1. Building the buyers’ confidence in your business is key
It is tempting to compare the sale of a business to that of a house, but that is a trap. Walking through a house will give you an immediate impression of all of the key benefits and disadvantages of the house, and if you like it you could be close to making an offer subject to a building inspection. Businesses are quite different; what you see is not always what you get.
Businesses can come with hidden liabilities, customers who are about to go elsewhere, staff who have future compensation claims from old injuries, product liability claims, tax liabilities, misleading information on the performance of the business and various threats from technology “game changers” and the entry of global competitors, margin pressure due to commoditisation of the market, changes in customer preferences and more.
In order to gain the confidence to pay the “market price” for a business, a buyer needs to be convinced that all is well inside the business and the company vehicle being acquired. It is the vendor’s job to convince the buyer of this.

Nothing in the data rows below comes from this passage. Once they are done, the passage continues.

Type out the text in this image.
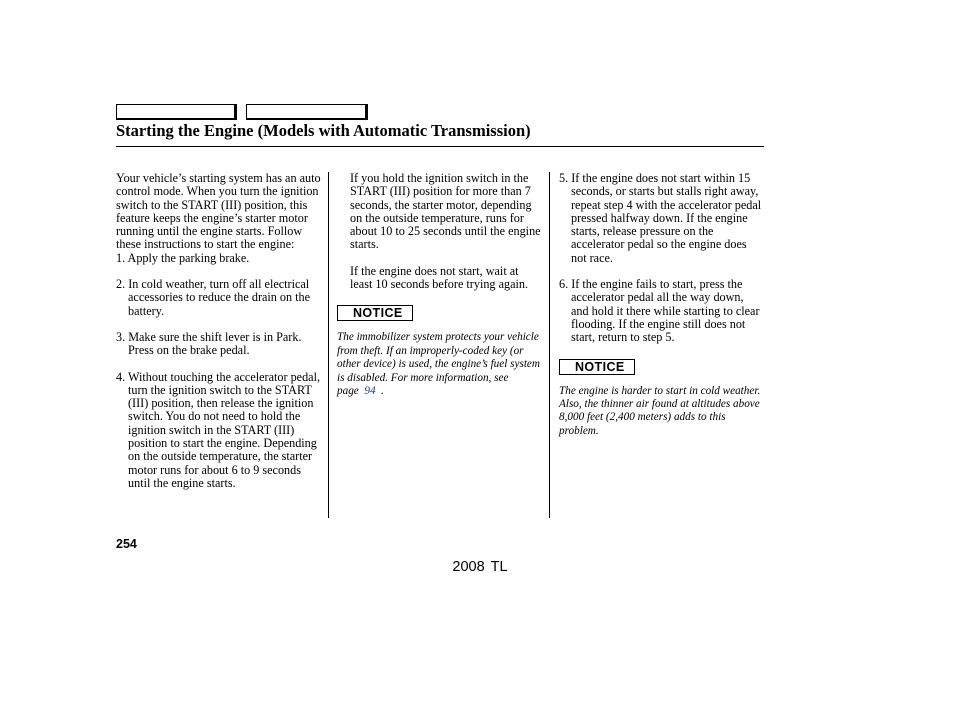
Starting the Engine (Models with Automatic Transmission)

Your vehicle’s starting system has an auto control mode. When you turn the ignition switch to the START (III) position, this feature keeps the engine’s starter motor running until the engine starts. Follow these instructions to start the engine:

1. Apply the parking brake.

2. In cold weather, turn off all electrical accessories to reduce the drain on the battery.

3. Make sure the shift lever is in Park. Press on the brake pedal.

4. Without touching the accelerator pedal, turn the ignition switch to the START (III) position, then release the ignition switch. You do not need to hold the ignition switch in the START (III) position to start the engine. Depending on the outside temperature, the starter motor runs for about 6 to 9 seconds until the engine starts.

If you hold the ignition switch in the START (III) position for more than 7 seconds, the starter motor, depending on the outside temperature, runs for about 10 to 25 seconds until the engine starts.

If the engine does not start, wait at least 10 seconds before trying again.

NOTICE

The immobilizer system protects your vehicle from theft. If an improperly-coded key (or other device) is used, the engine’s fuel system is disabled. For more information, see page 94 .

5. If the engine does not start within 15 seconds, or starts but stalls right away, repeat step 4 with the accelerator pedal pressed halfway down. If the engine starts, release pressure on the accelerator pedal so the engine does not race.

6. If the engine fails to start, press the accelerator pedal all the way down, and hold it there while starting to clear flooding. If the engine still does not start, return to step 5.

NOTICE

The engine is harder to start in cold weather. Also, the thinner air found at altitudes above 8,000 feet (2,400 meters) adds to this problem.

254
2008 TL
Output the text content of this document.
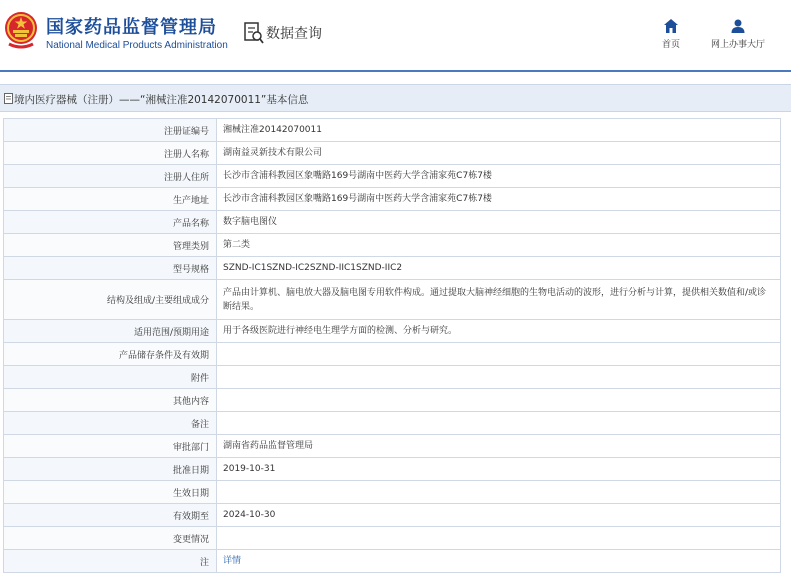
国家药品监督管理局
National Medical Products Administration
数据查询
首页	网上办事大厅
境内医疗器械（注册）——“湘械注准20142070011”基本信息
注册证编号	湘械注准20142070011
注册人名称	湖南益灵新技术有限公司
注册人住所	长沙市含浦科教园区象嘴路169号湖南中医药大学含浦家苑C7栋7楼
生产地址	长沙市含浦科教园区象嘴路169号湖南中医药大学含浦家苑C7栋7楼
产品名称	数字脑电图仪
管理类别	第二类
型号规格	SZND-IC1SZND-IC2SZND-IIC1SZND-IIC2
结构及组成/主要组成成分	产品由计算机、脑电放大器及脑电图专用软件构成。通过提取大脑神经细胞的生物电活动的波形，进行分析与计算，提供相关数值和/或诊断结果。
适用范围/预期用途	用于各级医院进行神经电生理学方面的检测、分析与研究。
产品储存条件及有效期	
附件	
其他内容	
备注	
审批部门	湖南省药品监督管理局
批准日期	2019-10-31
生效日期	
有效期至	2024-10-30
变更情况	
注	详情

OK, but how do you do that?
There are two phases to a sale process: planning for the sale and running the sale and usually the most critical of these is planning.
2. Start planning for the sale several years in advance
There are certain things that really build a buyer’s confidence in a business and they nearly all take time to achieve. They are:
- Audited financial statements for the last 3 years
- A comparison of performance against budget for the last 3 years
- A well constructed and realistic budget for the current year
- A financial model forecasting the future performance for the next 3 to five years showing the growth expected and how it will be achieved
- A concise business plan that is up to date
- Properly signed contracts with all major customers and suppliers
- Signed EBAs and contracts with employees
- Changes to the ownership structure to optimise the after tax return
- Other changes that may make the business more attractive to buyers.
3. Do your tax planning at least 12 months in advance
Any changes needed to the ownership structure will usually need to be done at least 12 months before a sale. This particularly applies when claiming the general Capital Gains Tax (CGT) concession on the sale. Getting this right could have a significant impact on the tax you pay, so it is worth doing well in advance and getting professional advice from a specialist in the tax law of transactions.
4. Do a “dry-run” of the buyers’ due diligence investigations
This is called a Vendor Due Diligence or VDD and involves the vendor engaging specialist advisors to run through their due diligence checklist as if they were acting for a buyer before the sale. This highlights any improvements needed prior to the sale and avoids the embarrassment of the buyers finding problems which may affect the price. It should also result in the VDD advisor producing a VDD report which is signed off by them on the understanding that the eventual buyer will be permitted to rely on the report in making the acquisition. This theoretically avoids the need for the buyer to do their own due diligence, and if not it should reduce the amount of due diligence done by the buyers.
A smooth due diligence builds confidence in the buyer’s mind and increases the chance of a better price and a successful outcome. Also, by providing a VDD report to the potential buyers, the vendor has a much greater chance of rejecting buyer’s requests for exclusivity to complete the sale process. For more information on how this works please contact us.
5. Appoint your sales adviser well in advance of the sale
There is much a sales advisor can bring to the planning process so it is best to use them early on to identify: ways to add value, strategic moves or investments that could be made to make the business more attractive, plus areas of strategic weakness that could be addressed before the sale starts. Sometimes it is possible to increase prices or reduce costs which improve the margins and add value before selling.
There are a multitude of ways of potentially increasing the value and a good sales advisor will help you spot these and assist you achieve them.
Identifying the likely buyers early on and then watching out for who else might be a buyer for a year or two before the sale can expand the list of buyers by the start of the process. Your sales advisor should investigate the interest of private equity buyers and overseas companies that might be planning to enter your market by acquisition.
Another key part of the sales advisor’s role is developing the sales strategy and starting this early could help position the business or start promoting the business early.
6. Focus on creating value for the buyer
Ideally in the few years before selling, you manage, grow and invest in your business with the aim of creating value for the buyers. Creating something that is highly desirable to buyers because of customers, management team, market position, technology, location or other features will pay off in the end. It could lead to the business appear on the buyers’ “radar” as an acquisition target.
If this happens, then they may approach you! And, there is nothing like being approached as a way of boosting your negotiating position in the price discussions.
Conclusion
The key is to remember that realizing the value of your hard work over the years all comes down to is delivering a business the buyer firmly believes will create value for them in the future. Think of it as a product you are developing for market – perhaps it will be the last product you sell before retiring.